Samuel is looking for Israel's new king. He is sent to Bethlehem and is to find the new leader among Jesse's sons. The oldest, Eliab, passes by and Samuel thinks, "Yep, this is the next king." But God says, "Not so fast." Jesse's six other sons pass by. "Is that it?" Samuel asks. "Well..." There's David. The youngest. Kind of an afterthought. 

This is where my mind starts scanning through different Bible stories. David is the youngest. Isaac is the younger half-brother. Jacob was the younger twin. Joseph is the next to youngest, but he might as well be the youngest because Benjamin is developed so little as a character that he's practically a MacGuffin. In the Prodigal Son parable, the titular son for whom the father throws the celebratory bash? The youngest.

"Wait," I ask myself, "does God like youngest children the best?" I wonder about this because I'm the oldest child in my family. I almost take offense at the idea. Don't get me wrong, the youngest child in our family, Shari, is fantastic. She is one of my favorite people in the world and it wouldn't surprise me if God loves her more. But if the deck was stacked against me all this time just because I'm the oldest child? Well, that's just not fair.

I'm kidding (mostly). These stories seek to subvert cultural ideas. The oldest was thought to be the more powerful one, the one that inherited the family's wealth and carried on the name (if the child were a male). Of course, Samuel would think Eliab was the one God would choose as king. You want someone with a proper resume, someone who will look the part.

But God doesn't typically pull for the favorite. It could be argued that if God doesn't have a preferential option for the youngest child that the Almighty at least has a gigantic soft spot for the underdog. God loves to lift up the lowly. It's a pattern that you see again and again throughout scripture. God chooses little sibling Israel to be God's people. God chooses the slow of speech Moses over his more well-spoken older brother Aaron.

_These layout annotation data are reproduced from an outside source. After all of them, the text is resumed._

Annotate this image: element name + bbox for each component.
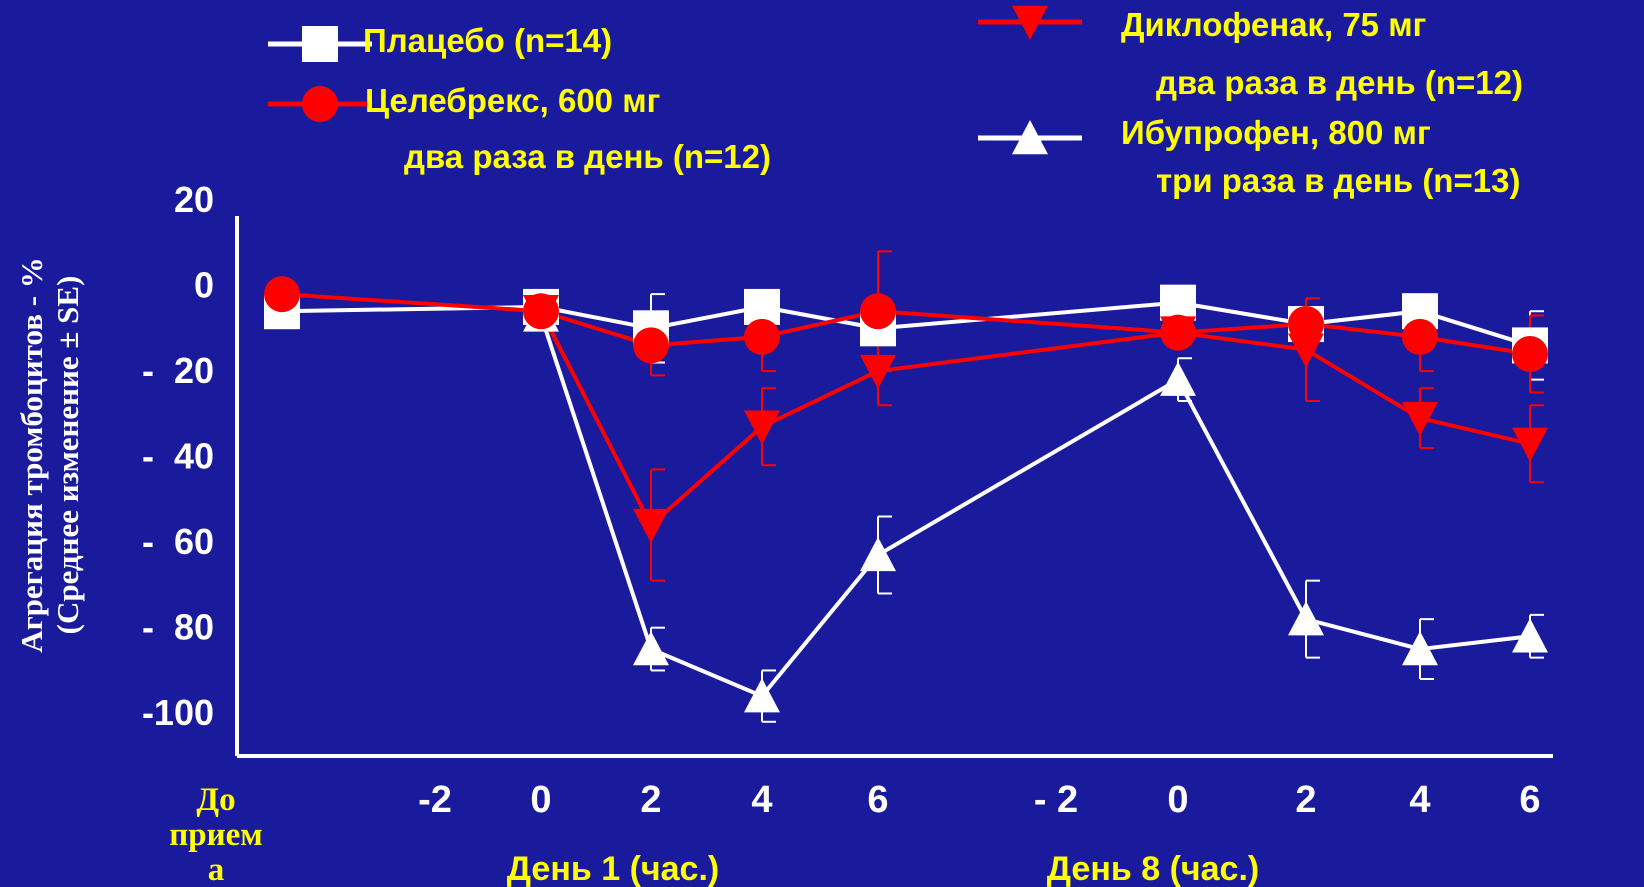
y-axis-label: Агрегация тромбоцитов - % (Среднее измен… <box>14 165 86 745</box>
legend-marker <box>1012 120 1048 155</box>
legend-label-ibuprofen: Ибупрофен, 800 мг <box>1121 116 1431 149</box>
data-point <box>744 318 780 355</box>
legend-symbol <box>978 5 1082 41</box>
y-tick-label: -100 <box>142 692 214 733</box>
legend-marker <box>302 26 338 62</box>
data-point <box>860 354 896 390</box>
data-point <box>633 508 669 544</box>
data-point <box>1512 618 1548 653</box>
data-point <box>523 293 559 330</box>
data-point <box>1402 631 1438 666</box>
y-axis-label-line-2: (Среднее изменение ± SE) <box>50 275 85 635</box>
legend-label-celebrex: Целебрекс, 600 мг <box>365 84 660 117</box>
x-baseline-label: прием <box>169 817 263 853</box>
x-baseline-label: а <box>208 852 225 887</box>
x-tick-label: 2 <box>640 779 661 821</box>
legend-placebo-line-1: Плацебо (n=14) <box>363 22 613 59</box>
legend-label-diclofenac-2: два раза в день (n=12) <box>1156 66 1523 99</box>
data-point <box>744 410 780 445</box>
x-tick-label: 4 <box>1409 779 1430 821</box>
x-tick-label: 4 <box>751 779 772 821</box>
data-point <box>1160 361 1196 396</box>
x-day-label: День 1 (час.) <box>507 850 719 887</box>
data-point <box>860 536 896 572</box>
data-point <box>633 631 669 666</box>
x-tick-label: - 2 <box>1034 779 1078 821</box>
data-point <box>1402 401 1438 437</box>
x-day-label: День 8 (час.) <box>1047 850 1259 887</box>
x-tick-label: 0 <box>530 779 551 821</box>
legend-diclofenac-line-2: два раза в день (n=12) <box>1156 64 1523 101</box>
legend-ibuprofen-line-1: Ибупрофен, 800 мг <box>1121 114 1431 151</box>
data-point <box>860 293 896 330</box>
legend-symbol <box>268 86 372 122</box>
x-tick-label: 6 <box>867 779 888 821</box>
legend-symbol <box>978 120 1082 155</box>
legend-label-placebo: Плацебо (n=14) <box>363 24 612 57</box>
legend-label-ibuprofen-2: три раза в день (n=13) <box>1156 164 1520 197</box>
x-tick-label: 2 <box>1295 779 1316 821</box>
data-point <box>633 327 669 364</box>
legend-symbol <box>268 26 372 62</box>
x-tick-label: -2 <box>418 779 452 821</box>
series-line <box>539 310 1531 529</box>
legend-label-diclofenac: Диклофенак, 75 мг <box>1121 8 1426 41</box>
data-point <box>1402 318 1438 355</box>
legend-diclofenac-line-1: Диклофенак, 75 мг <box>1121 6 1427 43</box>
x-tick-label: 6 <box>1519 779 1540 821</box>
y-tick-label: 0 <box>194 265 214 306</box>
series-line <box>281 300 1531 348</box>
legend-marker <box>302 86 338 122</box>
legend-marker <box>1012 5 1048 41</box>
data-point <box>1288 601 1324 636</box>
series-line <box>539 314 1531 699</box>
data-point <box>744 678 780 713</box>
y-axis-label-line-1: Агрегация тромбоцитов - % <box>14 257 49 653</box>
data-point <box>1160 314 1196 351</box>
x-tick-label: 0 <box>1167 779 1188 821</box>
legend-ibuprofen-line-2: три раза в день (n=13) <box>1156 162 1521 199</box>
y-tick-label: - 60 <box>142 521 214 562</box>
data-point <box>1288 306 1324 343</box>
data-point <box>264 276 300 313</box>
legend-label-celebrex-2: два раза в день (n=12) <box>404 140 771 173</box>
legend-celebrex-line-1: Целебрекс, 600 мг <box>365 82 661 119</box>
y-tick-label: 20 <box>174 179 214 220</box>
y-tick-label: - 40 <box>142 436 214 477</box>
y-tick-label: - 80 <box>142 607 214 648</box>
data-point <box>1288 333 1324 368</box>
y-tick-label: - 20 <box>142 350 214 391</box>
data-point <box>1512 335 1548 372</box>
data-point <box>1512 427 1548 462</box>
legend-celebrex-line-2: два раза в день (n=12) <box>404 138 771 175</box>
x-baseline-label: До <box>196 782 235 818</box>
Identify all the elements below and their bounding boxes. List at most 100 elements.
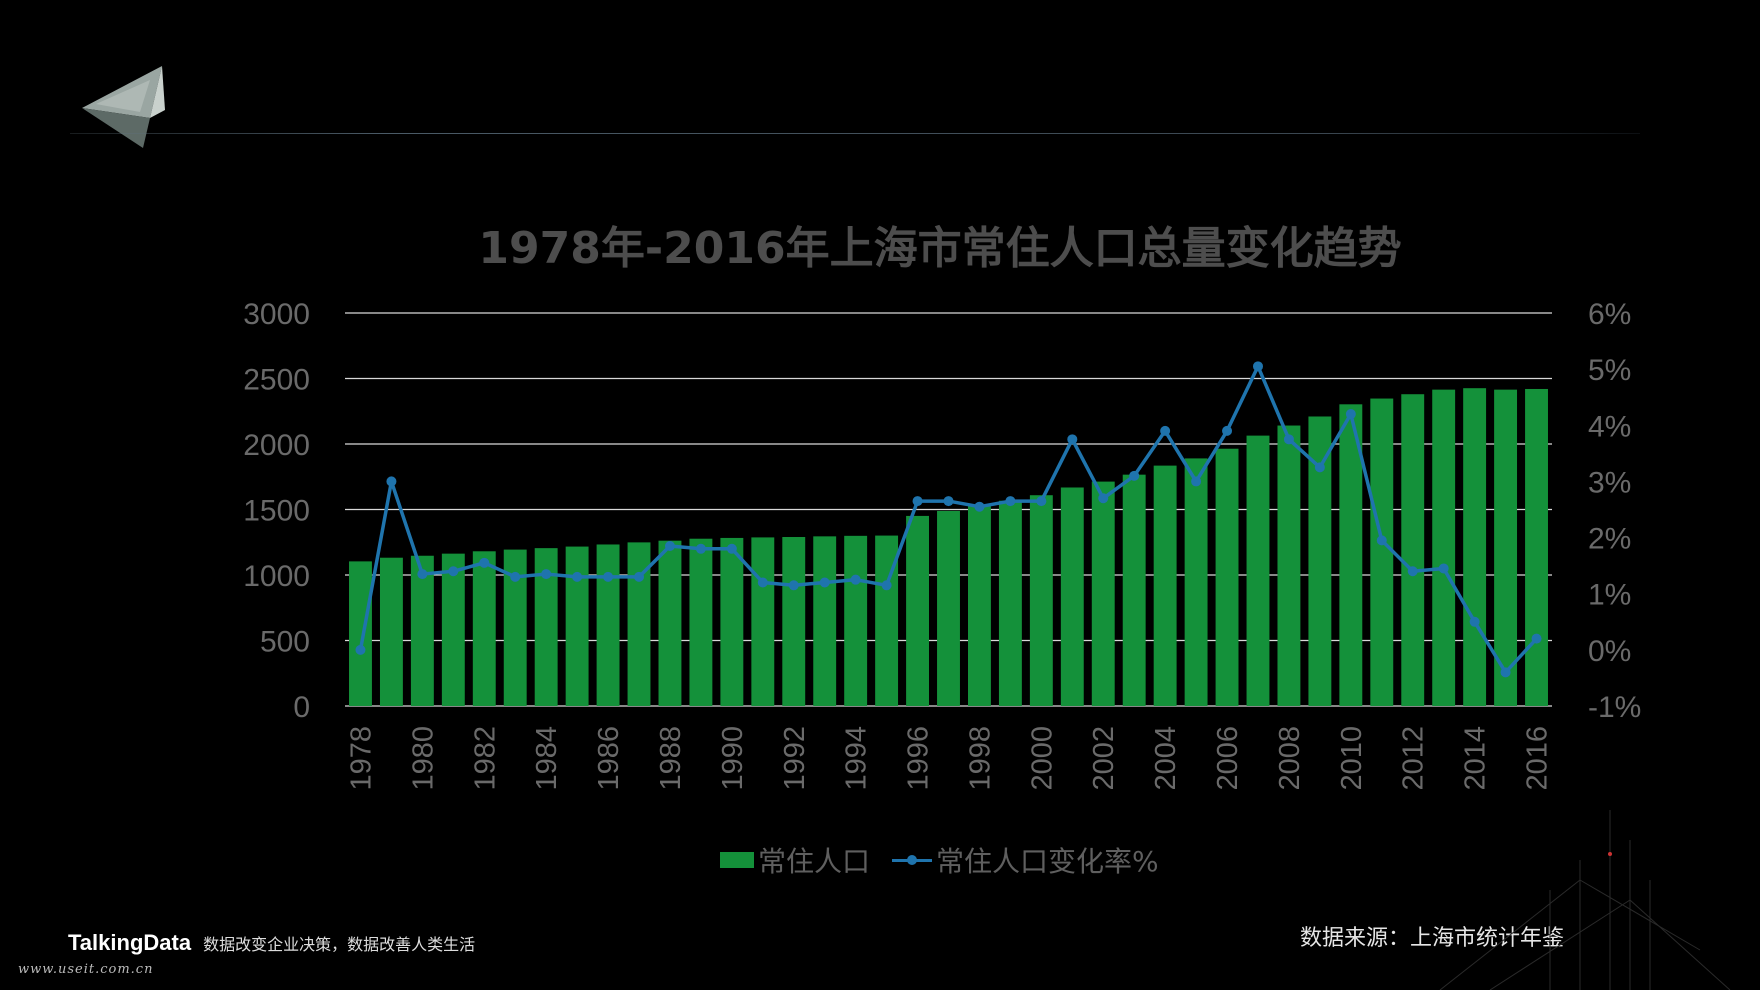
- x-tick-label: 1978: [345, 726, 377, 791]
- change-rate-point-1994: [850, 574, 861, 585]
- change-rate-point-1992: [788, 580, 799, 591]
- change-rate-point-2009: [1314, 462, 1325, 473]
- bar-2006: [1215, 448, 1239, 706]
- x-tick-label: 2000: [1026, 726, 1058, 791]
- bar-2013: [1432, 389, 1456, 706]
- change-rate-point-2013: [1438, 563, 1449, 574]
- x-tick-label: 2002: [1088, 726, 1120, 791]
- bar-1996: [906, 515, 930, 706]
- bar-2005: [1184, 458, 1208, 706]
- y-right-tick-label: 5%: [1588, 354, 1631, 387]
- change-rate-point-1998: [974, 501, 985, 512]
- x-tick-label: 1990: [717, 726, 749, 791]
- change-rate-point-2006: [1222, 425, 1233, 436]
- bar-1980: [410, 555, 434, 706]
- data-source: 数据来源：上海市统计年鉴: [1300, 926, 1565, 951]
- bar-1978: [349, 561, 372, 706]
- bar-2009: [1308, 416, 1332, 706]
- change-rate-point-1995: [881, 580, 892, 591]
- bar-2000: [1029, 495, 1053, 706]
- change-rate-point-2012: [1407, 566, 1418, 577]
- change-rate-point-1978: [355, 644, 366, 655]
- change-rate-point-1997: [943, 496, 954, 507]
- change-rate-point-1981: [448, 566, 459, 577]
- bar-1987: [627, 542, 651, 706]
- change-rate-point-1990: [726, 543, 737, 554]
- brand-name: TalkingData: [68, 930, 192, 955]
- bar-2010: [1339, 404, 1363, 706]
- watermark: www.useit.com.cn: [18, 962, 154, 977]
- y-left-tick-label: 3000: [243, 298, 310, 331]
- bar-1988: [658, 540, 682, 706]
- x-tick-label: 1982: [469, 726, 501, 791]
- y-right-tick-label: 1%: [1588, 579, 1631, 612]
- y-right-tick-label: 3%: [1588, 466, 1631, 499]
- x-tick-label: 1994: [841, 726, 873, 791]
- x-tick-label: 1984: [531, 726, 563, 791]
- bar-1985: [565, 546, 589, 706]
- legend-label-population: 常住人口: [758, 845, 871, 878]
- change-rate-point-1989: [695, 543, 706, 554]
- bar-2016: [1525, 388, 1548, 706]
- change-rate-point-2014: [1469, 616, 1480, 627]
- bar-1979: [379, 557, 403, 706]
- x-tick-label: 1998: [964, 726, 996, 791]
- x-tick-label: 2016: [1522, 726, 1554, 791]
- bar-1999: [998, 500, 1022, 706]
- change-rate-point-1987: [634, 571, 645, 582]
- change-rate-point-1980: [417, 569, 428, 580]
- change-rate-point-1982: [479, 557, 490, 568]
- change-rate-point-1991: [757, 577, 768, 588]
- change-rate-point-1984: [541, 569, 552, 580]
- legend-item-change-rate: 常住人口变化率%: [892, 840, 1159, 880]
- bar-1989: [689, 538, 713, 706]
- bar-1994: [844, 535, 868, 706]
- x-tick-label: 2014: [1460, 726, 1492, 791]
- bar-2007: [1246, 435, 1270, 706]
- legend-bar-swatch-icon: [720, 852, 754, 868]
- chart-title: 1978年-2016年上海市常住人口总量变化趋势: [478, 223, 1402, 274]
- y-left-tick-label: 1500: [243, 495, 310, 528]
- y-right-tick-label: 4%: [1588, 410, 1631, 443]
- x-tick-label: 1992: [779, 726, 811, 791]
- change-rate-point-2015: [1500, 667, 1511, 678]
- logo-area: [0, 0, 1760, 160]
- bar-2011: [1370, 398, 1394, 706]
- legend-label-change-rate: 常住人口变化率%: [936, 845, 1159, 878]
- change-rate-point-2005: [1191, 476, 1202, 487]
- change-rate-point-2011: [1376, 535, 1387, 546]
- x-tick-label: 2010: [1336, 726, 1368, 791]
- change-rate-point-1979: [386, 476, 397, 487]
- paper-plane-logo-icon: [82, 66, 165, 148]
- bar-2003: [1122, 474, 1146, 706]
- change-rate-point-2003: [1129, 470, 1140, 481]
- bar-1984: [534, 548, 558, 706]
- brand: TalkingData 数据改变企业决策，数据改善人类生活: [68, 930, 475, 956]
- bar-1995: [875, 535, 899, 706]
- change-rate-point-2007: [1252, 361, 1263, 372]
- legend-item-population: 常住人口: [720, 840, 870, 880]
- legend: 常住人口 常住人口变化率%: [720, 840, 1181, 880]
- change-rate-point-2008: [1283, 434, 1294, 445]
- bar-2001: [1060, 487, 1084, 706]
- change-rate-point-2001: [1067, 434, 1078, 445]
- change-rate-point-2010: [1345, 409, 1356, 420]
- change-rate-point-2000: [1036, 496, 1047, 507]
- change-rate-point-1985: [572, 571, 583, 582]
- change-rate-point-1999: [1005, 496, 1016, 507]
- x-tick-label: 1988: [655, 726, 687, 791]
- y-right-tick-label: 0%: [1588, 635, 1631, 668]
- y-right-tick-label: 6%: [1588, 298, 1631, 331]
- change-rate-point-1996: [912, 496, 923, 507]
- change-rate-point-2002: [1098, 493, 1109, 504]
- bar-1998: [967, 505, 991, 706]
- brand-slogan: 数据改变企业决策，数据改善人类生活: [203, 935, 476, 954]
- bar-2012: [1401, 394, 1425, 706]
- bar-1983: [503, 549, 527, 706]
- change-rate-point-1986: [603, 571, 614, 582]
- bar-2008: [1277, 425, 1301, 706]
- bar-1991: [751, 537, 775, 706]
- bar-2002: [1091, 481, 1115, 706]
- bar-1992: [782, 537, 806, 706]
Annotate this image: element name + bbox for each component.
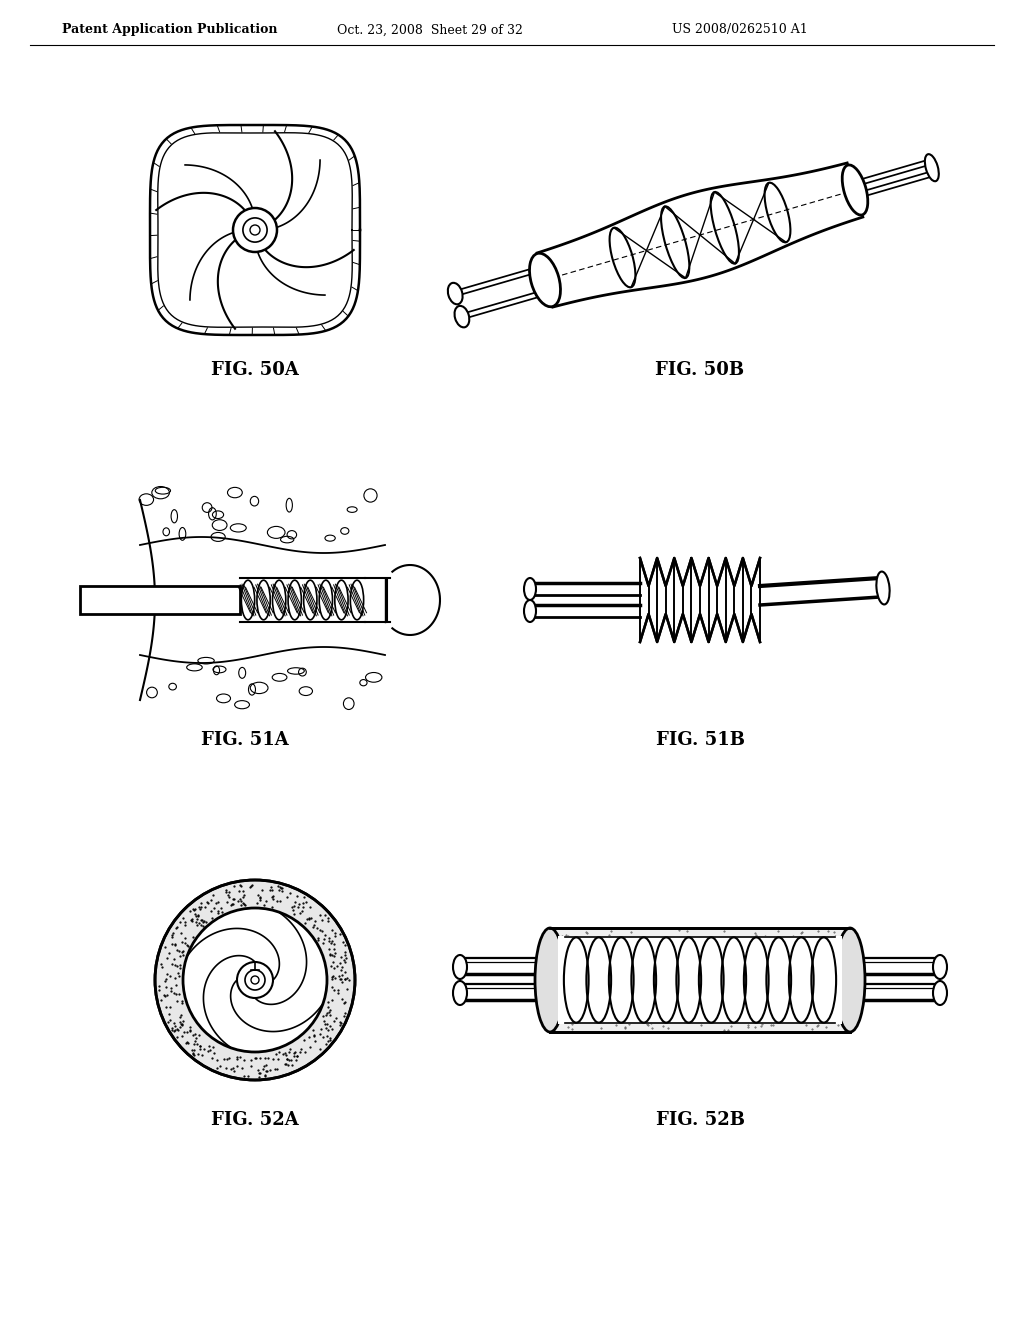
Polygon shape — [742, 558, 752, 642]
Circle shape — [233, 209, 278, 252]
Text: FIG. 50B: FIG. 50B — [655, 360, 744, 379]
Text: FIG. 51B: FIG. 51B — [655, 731, 744, 748]
Ellipse shape — [319, 581, 333, 620]
Ellipse shape — [925, 154, 939, 181]
Ellipse shape — [350, 581, 364, 620]
Polygon shape — [691, 558, 700, 642]
Circle shape — [237, 962, 273, 998]
Ellipse shape — [524, 601, 536, 622]
Polygon shape — [752, 558, 760, 642]
Text: FIG. 52B: FIG. 52B — [655, 1111, 744, 1129]
Ellipse shape — [272, 581, 286, 620]
Ellipse shape — [242, 581, 255, 620]
Ellipse shape — [835, 928, 865, 1032]
Text: US 2008/0262510 A1: US 2008/0262510 A1 — [672, 24, 808, 37]
Polygon shape — [640, 558, 648, 642]
Polygon shape — [709, 558, 717, 642]
Ellipse shape — [257, 581, 270, 620]
Circle shape — [183, 908, 327, 1052]
Polygon shape — [700, 558, 709, 642]
Circle shape — [155, 880, 355, 1080]
Text: Oct. 23, 2008  Sheet 29 of 32: Oct. 23, 2008 Sheet 29 of 32 — [337, 24, 523, 37]
Ellipse shape — [453, 954, 467, 979]
Polygon shape — [648, 558, 657, 642]
Circle shape — [243, 218, 267, 242]
Text: Patent Application Publication: Patent Application Publication — [62, 24, 278, 37]
Text: FIG. 51A: FIG. 51A — [201, 731, 289, 748]
Ellipse shape — [842, 165, 867, 215]
Circle shape — [250, 224, 260, 235]
Polygon shape — [683, 558, 691, 642]
Ellipse shape — [535, 928, 565, 1032]
Circle shape — [251, 975, 259, 983]
FancyBboxPatch shape — [550, 928, 850, 1032]
Ellipse shape — [288, 581, 301, 620]
Ellipse shape — [933, 954, 947, 979]
Ellipse shape — [447, 282, 463, 305]
Bar — [558, 936, 842, 1024]
Ellipse shape — [335, 581, 348, 620]
Text: FIG. 52A: FIG. 52A — [211, 1111, 299, 1129]
Ellipse shape — [933, 981, 947, 1005]
Polygon shape — [657, 558, 666, 642]
Polygon shape — [717, 558, 726, 642]
Ellipse shape — [453, 981, 467, 1005]
Polygon shape — [674, 558, 683, 642]
Ellipse shape — [304, 581, 316, 620]
Circle shape — [245, 970, 265, 990]
Ellipse shape — [529, 253, 560, 306]
Bar — [80, 586, 240, 614]
Text: FIG. 50A: FIG. 50A — [211, 360, 299, 379]
Polygon shape — [734, 558, 742, 642]
Polygon shape — [726, 558, 734, 642]
Polygon shape — [666, 558, 674, 642]
Ellipse shape — [455, 306, 469, 327]
Ellipse shape — [524, 578, 536, 601]
Ellipse shape — [877, 572, 890, 605]
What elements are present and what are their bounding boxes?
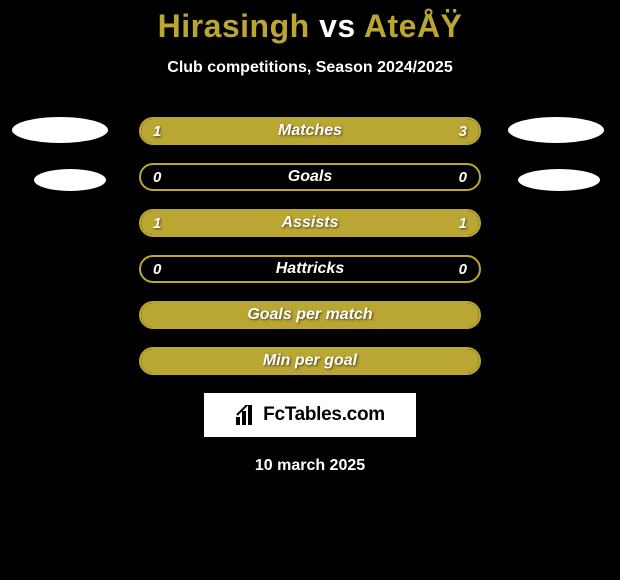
fctables-logo[interactable]: FcTables.com xyxy=(204,393,416,437)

God with us grew up in a dusty, backwards nowhere town called Nazareth. He grew up to teach that the least would be greatest and that the poor and meek would be blessed. One of his followers Paul talked constantly of his "little brother" attributes and concluded that God's power is made perfect in weakness.

So this isn't about an oldest/youngest dichotomy or saying that younger children are weaklings and older children are typically awesomely awesome bastions of awesomeness. This is about the fact that God tends to work through the unexpected, the weak, the disenfranchised. It's about subverting the expectations that power, prestige, wealth, and attractiveness are signs of God's blessings.

That is something to which the church should pay attention. I'm afraid sometimes that we learn the wrong lessons from that narrative and try to paint ourselves as the victim when we're not (i.e. just because you don't get your way, doesn't mean that you're poor and powerless).

Rather I think it is to teach us a posture of humility and reliance upon God. And, if I'm going to run back to the image of the youngest child, perhaps we could find ourselves living with a little more imagination and whimsy rather than the world-wearied sigh of an oldest child (he says as an oldest child). That last idea may be a stretch, but I certainly don't think that such a posture could hurt.